Monsieur Depoorter, quelle serait votre définition (et/ou celle de la Banque) de la philanthropie?
«Plus que le mot, c’est l’idée de la philanthropie qui importe. Retenons qu’il s’agit de toute initiative ou action mise en place dans l’intérêt général ou pour le bien commun. Contrairement aux idées reçues, la philanthropie n’est pas qu’affaire d’argent. Du temps et des compétences permettent également de mener à bien pareil projet. De même, la mise en place d’une fondation n’est pas indispensable non plus. La philanthropie naît et se déploie aujourd’hui sur les réseaux sociaux aussi, de façon très spontanée, à l’initiative d’une ou plusieurs personnes, pour atteindre un objectif de long terme, ou sur une période de temps limitée. Enfin, le champ de l’intérêt général est pluriel également: il va du social au culturel, du terrain des idées à celui de l’action. De quoi permettre à chacun d’apporter sa petite pierre à l’édifice du bien commun.
Pourquoi la Banque de Luxembourg a-t-elle décidé d’organiser la journée «La philanthropie, ça marche»?
«Nous avons décidé d’organiser la journée 'La philanthropie, ça marche' pour la seconde fois, afin de continuer à promouvoir l’esprit de l’engagement au Luxembourg où le potentiel de développement semble encore grand. Tout comme le pouvoir de la philanthropie reste limité – il consiste avant tout à montrer la voie, et à apporter de nouveaux modèles de réponses à des problématiques sociales ou culturelles irrésolues –, l’ambition de cette manifestation l’est également. Il s’agira en effet de mettre en lumière d’une part cinq initiatives ou projets existant depuis plus de trois ans qui, par leur impact ou leur façon de faire, peuvent servir d’exemple à d’autres, et d’autre part cinq initiatives récentes, lancées il y a moins de trois ans, qui mettent en œuvre des solutions innovantes ou originales pour apporter une réponse à des problématiques sociétales.

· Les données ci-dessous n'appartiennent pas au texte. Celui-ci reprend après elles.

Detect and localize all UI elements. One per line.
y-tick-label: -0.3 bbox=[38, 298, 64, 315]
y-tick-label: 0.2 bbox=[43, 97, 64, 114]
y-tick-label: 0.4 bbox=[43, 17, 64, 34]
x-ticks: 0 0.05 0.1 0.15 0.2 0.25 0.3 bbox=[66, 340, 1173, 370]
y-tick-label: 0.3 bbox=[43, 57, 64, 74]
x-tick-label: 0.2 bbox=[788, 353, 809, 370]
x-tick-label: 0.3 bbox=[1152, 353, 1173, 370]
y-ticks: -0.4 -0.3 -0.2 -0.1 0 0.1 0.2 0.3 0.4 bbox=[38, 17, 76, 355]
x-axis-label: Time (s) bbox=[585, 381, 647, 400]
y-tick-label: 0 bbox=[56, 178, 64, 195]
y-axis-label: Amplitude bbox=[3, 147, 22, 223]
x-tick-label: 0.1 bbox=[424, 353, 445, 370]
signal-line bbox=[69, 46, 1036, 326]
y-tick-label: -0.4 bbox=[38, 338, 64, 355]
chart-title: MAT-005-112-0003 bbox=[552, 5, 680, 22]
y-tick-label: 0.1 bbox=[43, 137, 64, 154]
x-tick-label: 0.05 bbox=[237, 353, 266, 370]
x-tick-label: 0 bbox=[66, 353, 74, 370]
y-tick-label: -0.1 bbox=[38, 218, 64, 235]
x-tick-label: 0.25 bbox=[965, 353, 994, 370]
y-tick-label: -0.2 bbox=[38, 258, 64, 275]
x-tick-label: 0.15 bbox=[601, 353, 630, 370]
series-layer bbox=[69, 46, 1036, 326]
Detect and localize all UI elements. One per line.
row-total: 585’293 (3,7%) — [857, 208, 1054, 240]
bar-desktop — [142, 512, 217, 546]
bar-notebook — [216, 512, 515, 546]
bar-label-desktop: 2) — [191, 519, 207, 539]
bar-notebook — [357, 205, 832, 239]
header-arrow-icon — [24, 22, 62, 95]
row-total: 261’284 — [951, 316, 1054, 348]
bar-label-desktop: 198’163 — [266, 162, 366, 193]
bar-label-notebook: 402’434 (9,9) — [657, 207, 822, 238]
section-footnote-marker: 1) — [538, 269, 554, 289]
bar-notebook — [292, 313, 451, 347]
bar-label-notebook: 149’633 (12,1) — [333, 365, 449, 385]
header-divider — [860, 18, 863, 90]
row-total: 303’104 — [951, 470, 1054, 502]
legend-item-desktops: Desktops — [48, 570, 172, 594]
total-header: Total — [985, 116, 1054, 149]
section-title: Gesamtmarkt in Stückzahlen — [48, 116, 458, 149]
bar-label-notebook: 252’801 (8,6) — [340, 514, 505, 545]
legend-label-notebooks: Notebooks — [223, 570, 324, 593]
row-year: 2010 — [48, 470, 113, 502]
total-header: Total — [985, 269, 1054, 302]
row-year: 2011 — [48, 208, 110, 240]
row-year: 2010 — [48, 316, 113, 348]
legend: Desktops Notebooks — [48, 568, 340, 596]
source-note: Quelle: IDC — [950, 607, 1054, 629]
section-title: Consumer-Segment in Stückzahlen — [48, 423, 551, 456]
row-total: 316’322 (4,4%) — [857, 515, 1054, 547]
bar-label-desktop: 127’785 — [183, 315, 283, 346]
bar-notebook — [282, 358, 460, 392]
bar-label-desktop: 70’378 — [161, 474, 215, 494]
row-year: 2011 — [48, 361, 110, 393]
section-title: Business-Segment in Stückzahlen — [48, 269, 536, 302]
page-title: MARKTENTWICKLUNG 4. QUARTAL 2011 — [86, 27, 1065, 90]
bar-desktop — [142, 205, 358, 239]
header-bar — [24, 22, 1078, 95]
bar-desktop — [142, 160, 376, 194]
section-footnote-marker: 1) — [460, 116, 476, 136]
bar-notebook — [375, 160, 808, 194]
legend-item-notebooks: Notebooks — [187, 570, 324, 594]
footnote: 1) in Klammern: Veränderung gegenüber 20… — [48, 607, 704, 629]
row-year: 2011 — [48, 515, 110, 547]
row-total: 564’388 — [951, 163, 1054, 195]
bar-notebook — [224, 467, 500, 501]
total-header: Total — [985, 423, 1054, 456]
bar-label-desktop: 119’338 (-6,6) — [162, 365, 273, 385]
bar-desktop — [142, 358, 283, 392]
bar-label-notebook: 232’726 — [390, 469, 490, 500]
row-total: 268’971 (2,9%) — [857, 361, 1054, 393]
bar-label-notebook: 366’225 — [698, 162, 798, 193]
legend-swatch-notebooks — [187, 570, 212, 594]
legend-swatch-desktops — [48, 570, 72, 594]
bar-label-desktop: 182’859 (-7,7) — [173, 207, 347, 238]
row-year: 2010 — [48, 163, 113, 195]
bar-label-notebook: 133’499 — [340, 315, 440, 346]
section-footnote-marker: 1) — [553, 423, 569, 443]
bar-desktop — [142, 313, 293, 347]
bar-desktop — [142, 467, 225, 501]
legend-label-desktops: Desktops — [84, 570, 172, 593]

Nous voulons montrer qu’à Luxembourg, les choses bougent et que les acteurs comme les bonnes pratiques existent déjà et ne demandent qu’à être suivis.

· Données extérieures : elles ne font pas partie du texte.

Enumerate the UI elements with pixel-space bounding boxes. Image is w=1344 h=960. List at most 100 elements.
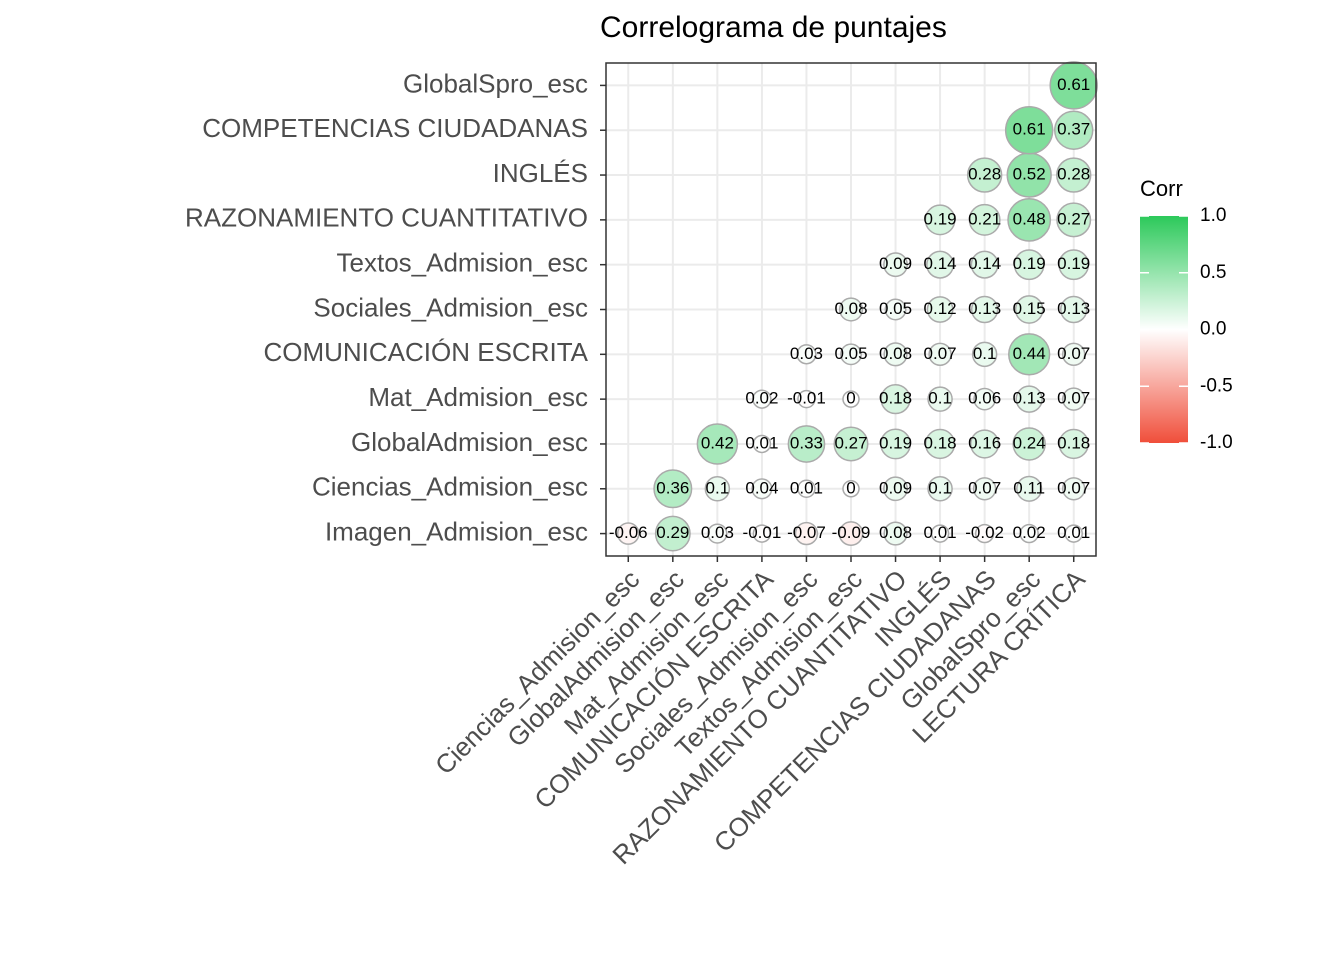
value-label: 0.19	[1013, 254, 1046, 273]
corr-circle	[972, 477, 997, 501]
corr-circle	[924, 204, 956, 236]
value-label: 0.16	[968, 433, 1001, 452]
corr-circle	[883, 521, 908, 546]
value-label: 0.13	[1013, 389, 1046, 408]
value-label: 0.04	[745, 478, 778, 497]
corr-circle	[968, 203, 1001, 236]
corr-circle	[1053, 110, 1094, 150]
value-label: 0.33	[790, 433, 823, 452]
value-label: 0.08	[879, 344, 912, 363]
corr-circle	[704, 476, 731, 502]
corr-circle	[1049, 61, 1098, 110]
value-label: 0.18	[879, 389, 912, 408]
value-label: 0.37	[1057, 120, 1090, 139]
value-label: 0.21	[968, 209, 1001, 228]
value-label: 0.07	[1057, 344, 1090, 363]
value-label: 0.13	[1057, 299, 1090, 318]
value-label: 0.19	[1057, 254, 1090, 273]
corr-circle	[654, 515, 691, 552]
value-label: 0.14	[968, 254, 1001, 273]
y-tick-label: COMUNICACIÓN ESCRITA	[263, 337, 588, 367]
y-tick-label: INGLÉS	[493, 158, 588, 188]
corr-circle	[842, 390, 860, 408]
value-label: 0.24	[1013, 433, 1046, 452]
value-label: 0.27	[1057, 209, 1090, 228]
corr-circle	[927, 476, 953, 502]
value-label: 0.19	[879, 433, 912, 452]
corr-circle	[883, 342, 908, 367]
y-tick-label: GlobalAdmision_esc	[351, 427, 588, 457]
corr-circle	[1008, 333, 1051, 376]
value-label: 0.12	[924, 299, 957, 318]
corr-circle	[1014, 295, 1044, 324]
chart-title: Correlograma de puntajes	[600, 11, 947, 44]
y-tick-label: Textos_Admision_esc	[337, 248, 588, 278]
corr-circle	[1012, 427, 1046, 461]
corr-circle	[970, 429, 1000, 459]
value-label: 0.1	[973, 344, 997, 363]
value-label: 0.42	[701, 433, 734, 452]
corr-circle	[1019, 523, 1039, 544]
corr-circle	[1007, 197, 1052, 242]
legend-tick-label: -1.0	[1200, 432, 1233, 453]
value-label: 0.18	[1057, 433, 1090, 452]
legend-tick-label: -0.5	[1200, 375, 1233, 396]
value-label: 0.05	[834, 344, 867, 363]
corr-circle	[930, 524, 950, 543]
corr-circle	[971, 341, 998, 368]
corr-circle	[883, 476, 908, 502]
corr-circle	[797, 479, 816, 499]
value-label: 0.18	[924, 433, 957, 452]
corr-circle	[883, 252, 908, 278]
y-tick-label: GlobalSpro_esc	[403, 68, 588, 98]
value-label: 0.44	[1013, 344, 1046, 363]
value-label: 0.28	[968, 165, 1001, 184]
value-label: 0.1	[928, 389, 952, 408]
value-label: 0.1	[706, 478, 730, 497]
value-label: 0.05	[879, 299, 912, 318]
corr-circle	[970, 295, 999, 324]
value-label: 0.09	[879, 478, 912, 497]
legend-tick-label: 0.0	[1200, 319, 1226, 340]
value-label: 0.28	[1057, 165, 1090, 184]
legend-tick-label: 0.5	[1200, 262, 1226, 283]
value-label: 0.07	[1057, 478, 1090, 497]
corr-circle	[796, 344, 817, 365]
corr-circle	[840, 343, 862, 366]
corr-circle	[928, 342, 952, 367]
value-label: 0.13	[968, 299, 1001, 318]
corr-circle	[927, 386, 953, 412]
value-label: 0.08	[879, 523, 912, 542]
value-label: 0.27	[834, 433, 867, 452]
corr-circle	[1015, 385, 1043, 413]
value-label: -0.01	[743, 523, 782, 542]
corr-circle	[1062, 387, 1086, 411]
value-label: 0.03	[701, 523, 734, 542]
value-label: 0.08	[834, 299, 867, 318]
value-label: 0.1	[928, 478, 952, 497]
corr-circle	[707, 523, 728, 544]
value-label: 0.03	[790, 344, 823, 363]
legend-tick-label: 1.0	[1200, 205, 1226, 226]
value-label: 0.01	[1057, 523, 1090, 542]
legend-title: Corr	[1140, 176, 1183, 201]
value-label: 0.06	[968, 389, 1001, 408]
corr-circle	[926, 296, 954, 323]
value-label: -0.07	[787, 523, 826, 542]
corr-circle	[924, 428, 956, 460]
value-label: 0.36	[656, 478, 689, 497]
corr-circle	[1013, 249, 1045, 281]
y-tick-label: Ciencias_Admision_esc	[312, 472, 588, 502]
corr-circle	[794, 521, 819, 546]
corr-circle	[797, 389, 816, 409]
corr-circle	[1062, 477, 1086, 501]
corr-circle	[752, 389, 772, 409]
corr-circle	[973, 387, 996, 411]
corr-circle	[1062, 342, 1086, 367]
value-label: 0.61	[1057, 75, 1090, 94]
y-tick-label: Mat_Admision_esc	[368, 382, 588, 412]
corr-circle	[1056, 202, 1092, 238]
value-label: 0	[846, 389, 855, 408]
corr-circle	[1060, 295, 1088, 324]
value-label: 0.52	[1013, 165, 1046, 184]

La Place dispose-t-elle des outils suffisants pour faire émerger une culture durable de la philanthropie?
«La propension que nous avons à Luxembourg de vouloir à tout prix et sans cesse lier la philanthropie à la Place (financière…) est sans doute ce qui la dessert le plus. Encore une fois, la philanthropie n’est pas qu’affaire d’argent, et les philanthropes existent ailleurs que dans les banques! Rendons la philanthropie à celles et ceux de qui elle naît et pour qui elle est faite, à savoir, tous nos concitoyens. La philanthropie est avant tout un état d’esprit, puis sa mise en œuvre. Le rôle de l’État lui-même est à interroger dans ce contexte. Plus que d’offrir un cadre – qui n’est bien souvent autre que d’autoriser une déductibilité fiscale somme toute accessoire –, il lui appartient avant tout d’institutionnaliser et de déployer à grande échelle les idées innovantes et efficientes mises en place par les philanthropes. Mais aussi et sans doute de multiplier et promouvoir toutes les initiatives de sensibilisation à la philanthropie.»